Il y a un avant et un après Taxi Driver. Comme en France dans les années quatre vingt dix il y a eu un avant et un après La Haine, l'excellent film de Mathieu Kassovitz qui s'en inspire plus ou moins explicitement. Taxi Driver est un film d'analyse complexe et simple à la fois. C'est un film violent et intriguant mais il est aussi drôle et possède regard à la fois vachard et très documentaire sur les personnages. L'équilibre est parfait. La fin est violente, dérangeante, troublante, onirique et marque la signature du scénariste Paul Schrader et de Martin Scorsese ici dans leur première collaboration. Le cinéaste livre ici son premier chef d’œuvre qui en engendrera beaucoup d'autres. La Valse des Pantins et A tombeau Ouvert sont pour moi ses deux autres Taxi Driver adapté à leur décennie.

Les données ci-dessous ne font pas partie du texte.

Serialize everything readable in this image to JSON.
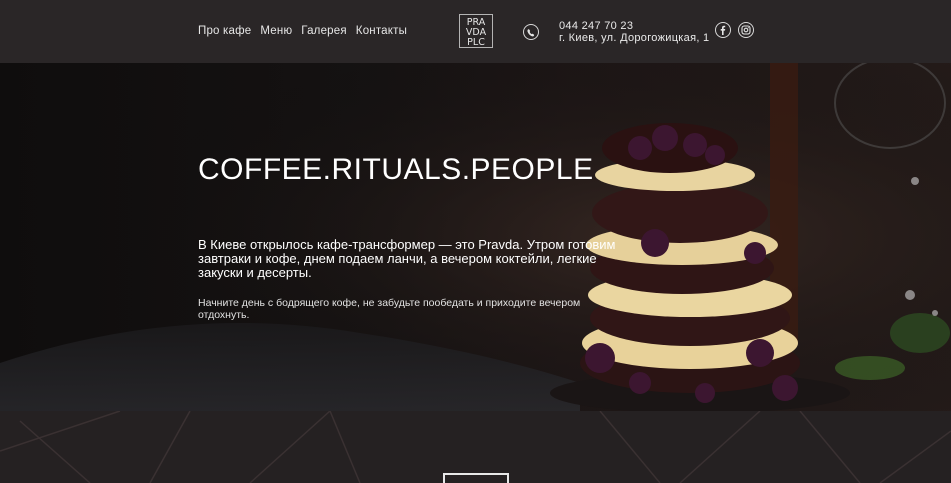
{
  "nav": {
    "items": [
      "Про кафе",
      "Меню",
      "Галерея",
      "Контакты"
    ]
  },
  "logo": {
    "text_lines": [
      "PRA",
      "VDA",
      "PLC"
    ]
  },
  "contact": {
    "phone": "044 247 70 23",
    "address": "г. Киев, ул. Дорогожицкая, 1"
  },
  "social": {
    "facebook_icon": "facebook-icon",
    "instagram_icon": "instagram-icon"
  },
  "hero": {
    "title": "COFFEE.RITUALS.PEOPLE",
    "lead": "В Киеве открылось кафе-трансформер — это Pravda. Утром готовим завтраки и кофе, днем подаем ланчи, а вечером коктейли, легкие закуски и десерты.",
    "sub": "Начните день с бодрящего кофе, не забудьте пообедать и приходите вечером отдохнуть."
  },
  "colors": {
    "header_bg": "#2a2627",
    "page_bg": "#252122",
    "text": "#ffffff"
  }
}
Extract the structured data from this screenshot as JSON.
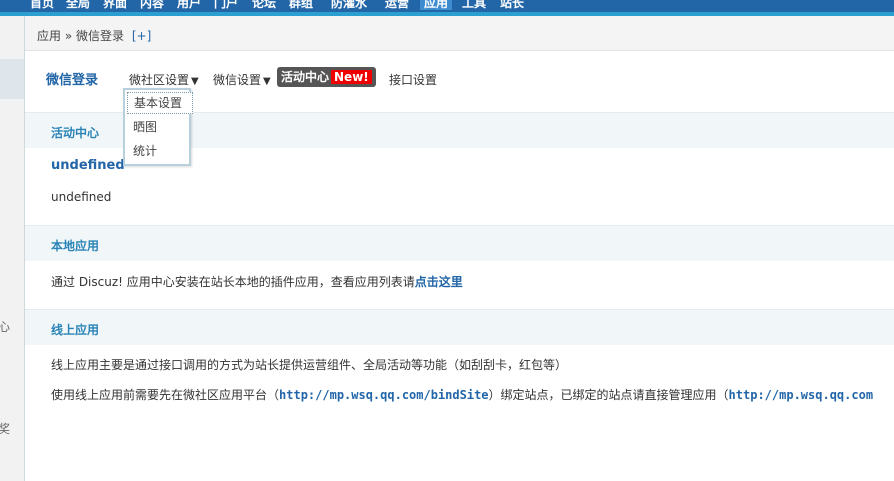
{
  "top_nav": {
    "items": [
      "首页",
      "全局",
      "界面",
      "内容",
      "用户",
      "门户",
      "论坛",
      "群组",
      "防灌水",
      "运营",
      "应用",
      "工具",
      "站长"
    ],
    "active_index": 10
  },
  "left_nav": {
    "cut_labels": [
      "心",
      "奖"
    ]
  },
  "breadcrumb": {
    "section": "应用",
    "separator": "»",
    "page": "微信登录",
    "add": "[+]"
  },
  "tabs": {
    "title": "微信登录",
    "community_settings": "微社区设置",
    "wechat_settings": "微信设置",
    "activity_center": "活动中心",
    "new_badge": "New!",
    "api_settings": "接口设置",
    "caret": "▼"
  },
  "dropdown": {
    "items": [
      "基本设置",
      "晒图",
      "统计"
    ]
  },
  "sections": {
    "activity_center": "活动中心",
    "local_apps": "本地应用",
    "online_apps": "线上应用"
  },
  "activity": {
    "title": "undefined",
    "text": "undefined"
  },
  "local": {
    "text": "通过 Discuz! 应用中心安装在站长本地的插件应用，查看应用列表请",
    "link": "点击这里"
  },
  "online": {
    "line1": "线上应用主要是通过接口调用的方式为站长提供运营组件、全局活动等功能（如刮刮卡，红包等）",
    "line2_prefix": "使用线上应用前需要先在微社区应用平台（",
    "link1": "http://mp.wsq.qq.com/bindSite",
    "line2_mid": "）绑定站点，已绑定的站点请直接管理应用（",
    "link2": "http://mp.wsq.qq.com"
  },
  "colors": {
    "topbar": "#2366a8",
    "stripe": "#2a9fd0",
    "section_bg": "#f1f6f9",
    "section_title": "#2a84b6",
    "badge_red": "#ee0000",
    "link": "#2366a8"
  }
}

Différents de genre tous les trois mais ils tournent autour des thèmes chers du cinéastes et ont des sujets magnifiquement traités : entre folie, onirisme et la quête d'identité. Je recommande cette trilogie à tout le monde, le cinéma de Scorsese ne s'arrête pas seulement aux films de Gangsters et à Taxi Driver. C'est bien plus et il serait dommage de s'arrêter simplement ici, car ce n'est que le début du trajet. 

Note : 10 / 10

La dévédéthèque parfaite : 

La Valse des pantins et A tombeau ouvert de Martin Scorsese, Orange Mécanique de Stanley Kubrick, La Haine de Mathieu Kassovitz, Trainspotting de Danny Boyle,  24 heures avant la Nuit de Spike Lee et Il était une fois en Amérique de Sergio Léone. 

Quelques anecdotes :

Les conditions de tournages furent assez éprouvantes. Il faisait plus de quarante degrés la nuit parfois, d'où la vapeur des plaque d’égouts dans le générique du début.
L'équipe était souvent sous drogue ce qui posait des problèmes à la production car Jodie Foster était encore mineure à l'époque.
La crête iroquois comme la scène du miroir célèbre sont des improvisations de dernières minutes de Robert De Niro.
Hollywood n'a pas payé la ville de New York pour tourner, en échange elle a assuré le service de ramassage des déchets du quartier qui était alors suspendu par des grèves d'éboueurs.